Sumber Daya LTJ per Daerah:
1. Sumatera
Jenis endapan LTJ pelapukan. Estimasi teoritis LTJ (Ce, La, Nd, Pr, Sm, Gd, Y) sebesar 19.917 ton.
2. Bangka Belitung
Jenis endapan LTJ tailing. Estimasi teoritis LTJ (Ce, La, Nd, Pr, Sm, Gd, Y) sebesar 383.239,8 ton.
3. Kalimantan
Jenis endapan LTJ laterit. Estimasi teoritis LTJ (Ce, La, Nd, Pr, Sm, Gd, Y) sebesar 219 ton.
4. Sulawesi
Jenis endapan LTJ laterit. Estimasi teoritis LTJ (Ce, La, Nd, Pr, Sm, Gd, Y) sebesar 443 ton.
5. IUP Timah Bangka Belitung dan Kepulauan Riau (darat dan laut)
Jenis endapan aluvial. Estimasi teoritis LTJ (Ce, La, Nd, Pr, Sm, Gd, Y) sebesar 180.323 ton
Harga "Selangit"
Ternyata, harga logam tanah jarang ini sangat tinggi.
Chairman Indonesian Mining Institute (IMI) Irwandy Arif mengungkapkan bahwa LTJ menjadi mineral yang cukup penting karena mempunyai segudang manfaat. Salah satunya yakni untuk kebutuhan untuk industri pertahanan dan harganya cukup mahal.
"Jadi pengembangan LTJ itu untuk industri pertahanan tapi LTJ kan selain pertahanan kan bisa buat harganya memang mahal," kata Irwandy ditemui di Jakarta, dikutip Rabu (27/8/2025).

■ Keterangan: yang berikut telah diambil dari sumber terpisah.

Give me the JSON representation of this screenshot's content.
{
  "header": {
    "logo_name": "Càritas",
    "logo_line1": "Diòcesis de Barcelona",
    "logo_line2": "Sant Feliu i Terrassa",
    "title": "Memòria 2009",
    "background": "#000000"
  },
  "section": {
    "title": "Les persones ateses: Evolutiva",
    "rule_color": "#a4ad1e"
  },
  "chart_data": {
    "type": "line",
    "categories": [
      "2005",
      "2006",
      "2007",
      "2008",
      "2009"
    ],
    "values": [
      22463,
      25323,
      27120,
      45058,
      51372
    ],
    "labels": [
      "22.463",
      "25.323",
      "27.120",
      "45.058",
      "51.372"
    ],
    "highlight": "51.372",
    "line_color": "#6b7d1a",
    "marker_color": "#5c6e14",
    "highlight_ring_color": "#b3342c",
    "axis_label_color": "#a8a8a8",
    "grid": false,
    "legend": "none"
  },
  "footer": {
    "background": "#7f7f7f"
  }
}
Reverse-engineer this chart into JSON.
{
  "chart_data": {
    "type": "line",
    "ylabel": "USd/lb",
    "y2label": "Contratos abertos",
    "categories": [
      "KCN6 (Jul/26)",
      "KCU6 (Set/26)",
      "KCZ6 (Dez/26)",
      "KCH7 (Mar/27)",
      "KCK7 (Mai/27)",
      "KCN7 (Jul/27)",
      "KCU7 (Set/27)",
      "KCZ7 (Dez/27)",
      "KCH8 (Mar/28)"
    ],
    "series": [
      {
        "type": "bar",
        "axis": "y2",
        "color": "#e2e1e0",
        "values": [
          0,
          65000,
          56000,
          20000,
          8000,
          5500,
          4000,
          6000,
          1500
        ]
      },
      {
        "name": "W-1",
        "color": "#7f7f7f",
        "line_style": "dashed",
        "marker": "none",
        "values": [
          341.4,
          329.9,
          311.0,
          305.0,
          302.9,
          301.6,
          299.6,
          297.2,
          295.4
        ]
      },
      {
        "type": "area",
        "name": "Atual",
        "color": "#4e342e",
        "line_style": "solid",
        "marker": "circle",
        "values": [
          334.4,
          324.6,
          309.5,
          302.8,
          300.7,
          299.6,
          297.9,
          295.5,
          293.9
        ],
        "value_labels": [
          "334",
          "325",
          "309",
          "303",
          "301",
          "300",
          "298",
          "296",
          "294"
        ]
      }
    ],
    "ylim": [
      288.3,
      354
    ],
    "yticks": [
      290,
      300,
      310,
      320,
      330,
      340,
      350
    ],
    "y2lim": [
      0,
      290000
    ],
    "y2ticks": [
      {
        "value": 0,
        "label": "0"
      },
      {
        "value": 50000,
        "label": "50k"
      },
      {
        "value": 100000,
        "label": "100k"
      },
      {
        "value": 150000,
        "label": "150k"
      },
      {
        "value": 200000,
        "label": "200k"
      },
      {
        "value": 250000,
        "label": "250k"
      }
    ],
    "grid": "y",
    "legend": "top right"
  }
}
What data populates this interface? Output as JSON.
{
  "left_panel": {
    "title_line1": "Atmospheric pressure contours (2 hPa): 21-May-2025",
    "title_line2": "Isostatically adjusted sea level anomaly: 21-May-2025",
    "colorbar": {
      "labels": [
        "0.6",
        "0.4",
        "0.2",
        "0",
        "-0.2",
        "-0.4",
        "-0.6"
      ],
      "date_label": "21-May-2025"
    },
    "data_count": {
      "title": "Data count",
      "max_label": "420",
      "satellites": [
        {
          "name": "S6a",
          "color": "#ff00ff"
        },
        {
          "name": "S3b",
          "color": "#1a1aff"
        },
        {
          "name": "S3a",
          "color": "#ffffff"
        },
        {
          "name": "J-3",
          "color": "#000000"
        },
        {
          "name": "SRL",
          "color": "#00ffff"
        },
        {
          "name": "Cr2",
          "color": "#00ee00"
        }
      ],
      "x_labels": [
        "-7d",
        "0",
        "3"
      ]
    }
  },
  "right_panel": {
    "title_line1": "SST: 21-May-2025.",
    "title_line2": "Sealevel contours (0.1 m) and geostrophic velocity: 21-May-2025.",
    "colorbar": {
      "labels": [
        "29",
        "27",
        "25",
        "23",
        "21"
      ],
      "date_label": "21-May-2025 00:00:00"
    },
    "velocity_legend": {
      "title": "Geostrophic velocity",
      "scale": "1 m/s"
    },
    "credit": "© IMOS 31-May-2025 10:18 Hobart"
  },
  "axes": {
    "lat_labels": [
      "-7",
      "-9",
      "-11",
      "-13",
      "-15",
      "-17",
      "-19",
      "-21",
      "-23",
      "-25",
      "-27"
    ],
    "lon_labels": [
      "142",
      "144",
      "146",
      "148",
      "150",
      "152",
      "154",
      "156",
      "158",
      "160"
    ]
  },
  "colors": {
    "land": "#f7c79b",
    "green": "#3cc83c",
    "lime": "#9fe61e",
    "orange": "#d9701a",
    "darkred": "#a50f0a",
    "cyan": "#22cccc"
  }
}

Sepanjang 2025, neodymium menjadi logam tanah jarang dengan kenaikan harga paling signifikan. Dalam tiga pekan terakhir, harganya melonjak tajam.
Data Trading Economics mencatat, harga komoditas ini berada di kisaran CNY 785.000/ton atau sekitar Rp 1,8 miliar per ton, per Jumat (29/8/2025). Dalam sebulan harganya terbang lebih dari 20% dan dalam setahun melesat 56%. Dari semua komoditas yang diperdagangkan di jabat bumi, lonjakan harga neodymium hanya kalah dengan Rhodium (62%).
Berdasarkan data Refinitiv, kenaikan harga neodymium ini jauh di atas komoditas logam mulia seperti platinum (50%), perak (34%) ataupun emas (28%). Bila dibandingkan nominalnya, harga neodymium sangat jauh di atas. Harga batu bara misalnya kini berkisar US$ 110 per ton atau sekitar Rp 1,8 juta per ton. Artinya, harga neodymium 1.000 kali lipat lebih mahal dibandingkan batu bara.
Pergerakan harga yang agresif ini menegaskan posisi neodymium sebagai salah satu logam paling strategis dalam rantai pasok global teknologi.